Collecting per-rank ROCm memory via all_gather and logging the full total_r_used list can add noticeable overhead and produce very large logs at scale. Consider using a cheaper collective (e.g., reduce/max) and only logging the aggregate (or gate the per-rank list behind a debug flag).

Copilot · 2026-03-29T07:58:35Z

+        raise ValueError(
+            f'When using recompute_layer_ids, recompute_granuarlity: {args.recompute_granularity} must be "full"'
+        )


Typo in the error message: recompute_granuarlity should be recompute_granularity (and matching spelling makes grep/debugging easier).

Copilot · 2026-03-29T07:58:35Z

+set -x
+
+export HF_TOKEN="${HF_TOKEN:-'your_hf_token'}"  # make it your own hf token
+export WANDB_API_KEY="${WANDB_API_KEY:-'your_wandb_api_key'}"  # make it your own wandb api key


set -x will echo all commands, including the HF/W&B token exports. This can leak credentials into logs; disable xtrace by default or only enable it after sensitive env vars are set (or guard it behind a DEBUG flag).

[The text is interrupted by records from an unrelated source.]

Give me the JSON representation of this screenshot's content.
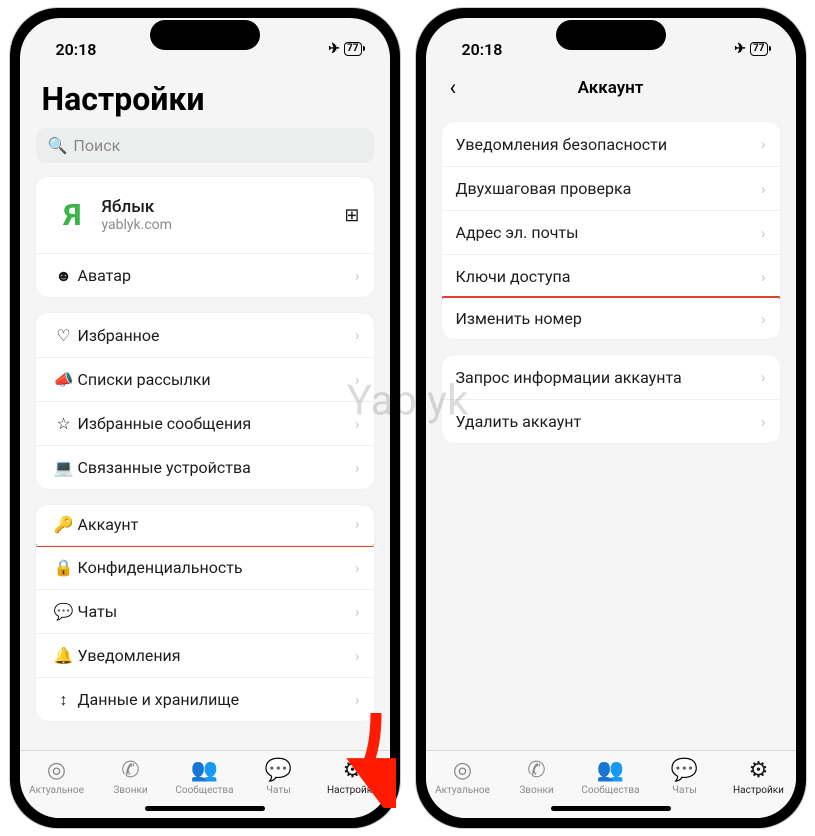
{
  "watermark": "Yablyk",
  "status": {
    "time": "20:18",
    "battery": "77"
  },
  "phone1": {
    "title": "Настройки",
    "search_placeholder": "Поиск",
    "profile": {
      "name": "Яблык",
      "sub": "yablyk.com",
      "avatar_letter": "Я"
    },
    "avatar_row": "Аватар",
    "group1": [
      {
        "label": "Избранное",
        "icon": "♡"
      },
      {
        "label": "Списки рассылки",
        "icon": "📣"
      },
      {
        "label": "Избранные сообщения",
        "icon": "☆"
      },
      {
        "label": "Связанные устройства",
        "icon": "💻"
      }
    ],
    "group2": [
      {
        "label": "Аккаунт",
        "icon": "🔑",
        "highlight": true
      },
      {
        "label": "Конфиденциальность",
        "icon": "🔒"
      },
      {
        "label": "Чаты",
        "icon": "💬"
      },
      {
        "label": "Уведомления",
        "icon": "🔔"
      },
      {
        "label": "Данные и хранилище",
        "icon": "↕"
      }
    ]
  },
  "phone2": {
    "header": "Аккаунт",
    "group1": [
      {
        "label": "Уведомления безопасности"
      },
      {
        "label": "Двухшаговая проверка"
      },
      {
        "label": "Адрес эл. почты"
      },
      {
        "label": "Ключи доступа"
      },
      {
        "label": "Изменить номер",
        "highlight": true
      }
    ],
    "group2": [
      {
        "label": "Запрос информации аккаунта"
      },
      {
        "label": "Удалить аккаунт"
      }
    ]
  },
  "tabs": [
    {
      "label": "Актуальное",
      "icon": "◎"
    },
    {
      "label": "Звонки",
      "icon": "✆"
    },
    {
      "label": "Сообщества",
      "icon": "👥"
    },
    {
      "label": "Чаты",
      "icon": "💬"
    },
    {
      "label": "Настройки",
      "icon": "⚙"
    }
  ]
}
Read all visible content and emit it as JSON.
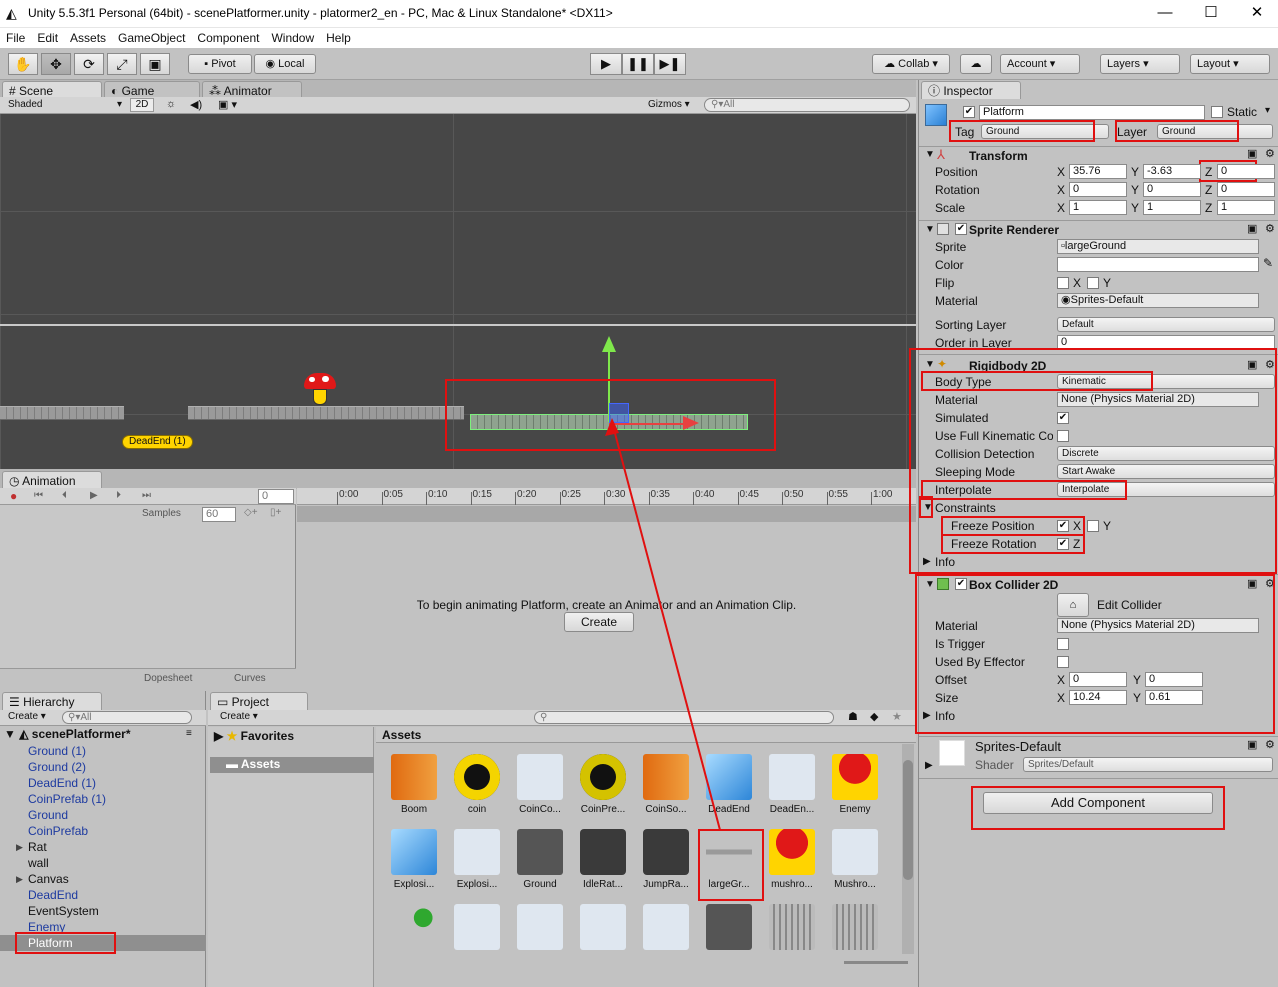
{
  "window": {
    "title": "Unity 5.5.3f1 Personal (64bit) - scenePlatformer.unity - platormer2_en - PC, Mac & Linux Standalone* <DX11>"
  },
  "menu": [
    "File",
    "Edit",
    "Assets",
    "GameObject",
    "Component",
    "Window",
    "Help"
  ],
  "toolbar": {
    "pivot": "Pivot",
    "local": "Local",
    "collab": "Collab",
    "account": "Account",
    "layers": "Layers",
    "layout": "Layout"
  },
  "scene": {
    "tabs": [
      "Scene",
      "Game",
      "Animator"
    ],
    "shading": "Shaded",
    "mode2d": "2D",
    "gizmos": "Gizmos",
    "search_placeholder": "All",
    "deadend_label": "DeadEnd (1)"
  },
  "animation": {
    "tab": "Animation",
    "frame": "0",
    "samples_label": "Samples",
    "samples": "60",
    "ticks": [
      "0:00",
      "0:05",
      "0:10",
      "0:15",
      "0:20",
      "0:25",
      "0:30",
      "0:35",
      "0:40",
      "0:45",
      "0:50",
      "0:55",
      "1:00"
    ],
    "message": "To begin animating Platform, create an Animator and an Animation Clip.",
    "create": "Create",
    "dopesheet": "Dopesheet",
    "curves": "Curves"
  },
  "hierarchy": {
    "tab": "Hierarchy",
    "create": "Create",
    "search_placeholder": "All",
    "scene": "scenePlatformer*",
    "items": [
      {
        "label": "Ground (1)",
        "color": "#1d3aa0",
        "arrow": ""
      },
      {
        "label": "Ground (2)",
        "color": "#1d3aa0",
        "arrow": ""
      },
      {
        "label": "DeadEnd (1)",
        "color": "#1d3aa0",
        "arrow": ""
      },
      {
        "label": "CoinPrefab (1)",
        "color": "#1d3aa0",
        "arrow": ""
      },
      {
        "label": "Ground",
        "color": "#1d3aa0",
        "arrow": ""
      },
      {
        "label": "CoinPrefab",
        "color": "#1d3aa0",
        "arrow": ""
      },
      {
        "label": "Rat",
        "color": "#111111",
        "arrow": "▶"
      },
      {
        "label": "wall",
        "color": "#111111",
        "arrow": ""
      },
      {
        "label": "Canvas",
        "color": "#111111",
        "arrow": "▶"
      },
      {
        "label": "DeadEnd",
        "color": "#1d3aa0",
        "arrow": ""
      },
      {
        "label": "EventSystem",
        "color": "#111111",
        "arrow": ""
      },
      {
        "label": "Enemy",
        "color": "#1d3aa0",
        "arrow": ""
      },
      {
        "label": "Platform",
        "color": "#1d3aa0",
        "arrow": ""
      }
    ]
  },
  "project": {
    "tab": "Project",
    "create": "Create",
    "favorites": "Favorites",
    "assets_folder": "Assets",
    "assets_header": "Assets",
    "assets_row1": [
      "Boom",
      "coin",
      "CoinCo...",
      "CoinPre...",
      "CoinSo...",
      "DeadEnd",
      "DeadEn...",
      "Enemy"
    ],
    "assets_row2": [
      "Explosi...",
      "Explosi...",
      "Ground",
      "IdleRat...",
      "JumpRa...",
      "largeGr...",
      "mushro...",
      "Mushro..."
    ]
  },
  "inspector": {
    "tab": "Inspector",
    "object_name": "Platform",
    "static": "Static",
    "tag_label": "Tag",
    "tag": "Ground",
    "layer_label": "Layer",
    "layer": "Ground",
    "transform": {
      "title": "Transform",
      "position_label": "Position",
      "rotation_label": "Rotation",
      "scale_label": "Scale",
      "pos": [
        "35.76",
        "-3.63",
        "0"
      ],
      "rot": [
        "0",
        "0",
        "0"
      ],
      "scale": [
        "1",
        "1",
        "1"
      ]
    },
    "sprite_renderer": {
      "title": "Sprite Renderer",
      "sprite_label": "Sprite",
      "sprite": "largeGround",
      "color_label": "Color",
      "flip_label": "Flip",
      "material_label": "Material",
      "material": "Sprites-Default",
      "sorting_label": "Sorting Layer",
      "sorting": "Default",
      "order_label": "Order in Layer",
      "order": "0"
    },
    "rigidbody": {
      "title": "Rigidbody 2D",
      "body_type_label": "Body Type",
      "body_type": "Kinematic",
      "material_label": "Material",
      "material": "None (Physics Material 2D)",
      "simulated_label": "Simulated",
      "full_kinematic_label": "Use Full Kinematic Co",
      "collision_label": "Collision Detection",
      "collision": "Discrete",
      "sleeping_label": "Sleeping Mode",
      "sleeping": "Start Awake",
      "interpolate_label": "Interpolate",
      "interpolate": "Interpolate",
      "constraints_label": "Constraints",
      "freeze_pos_label": "Freeze Position",
      "freeze_rot_label": "Freeze Rotation",
      "info_label": "Info"
    },
    "box_collider": {
      "title": "Box Collider 2D",
      "edit_label": "Edit Collider",
      "material_label": "Material",
      "material": "None (Physics Material 2D)",
      "trigger_label": "Is Trigger",
      "effector_label": "Used By Effector",
      "offset_label": "Offset",
      "offset": [
        "0",
        "0"
      ],
      "size_label": "Size",
      "size": [
        "10.24",
        "0.61"
      ],
      "info_label": "Info"
    },
    "material_block": {
      "name": "Sprites-Default",
      "shader_label": "Shader",
      "shader": "Sprites/Default"
    },
    "add_component": "Add Component"
  }
}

Copilot · 2026-03-29T07:58:36Z

+export HF_TOKEN="${HF_TOKEN:-'your_hf_token'}"  # make it your own hf token
+export WANDB_API_KEY="${WANDB_API_KEY:-'your_wandb_api_key'}"  # make it your own wandb api key


The default values for HF_TOKEN/WANDB_API_KEY include single quotes inside the parameter expansion (e.g. :-'your_hf_token'), so the resulting env var value will literally contain quotes. That will break authentication unless users manually remove them; use an unquoted placeholder (or empty default) instead.

Copilot · 2026-03-29T07:58:36Z

+export HF_TOKEN="your_hf_token"  # make it your own hf token
+export WANDB_API_KEY="your_wandb_api_key"  # make it your own wandb api key
+export DOCKER_IMAGE="docker.io/tasimage/primus:pr-563-ainic"


Hardcoding tokens in the script (export HF_TOKEN="your_hf_token", etc.) makes it easy to accidentally commit real credentials after editing. Prefer the ${VAR:-...} pattern (or require them to be provided externally) and avoid writing secrets into the repo.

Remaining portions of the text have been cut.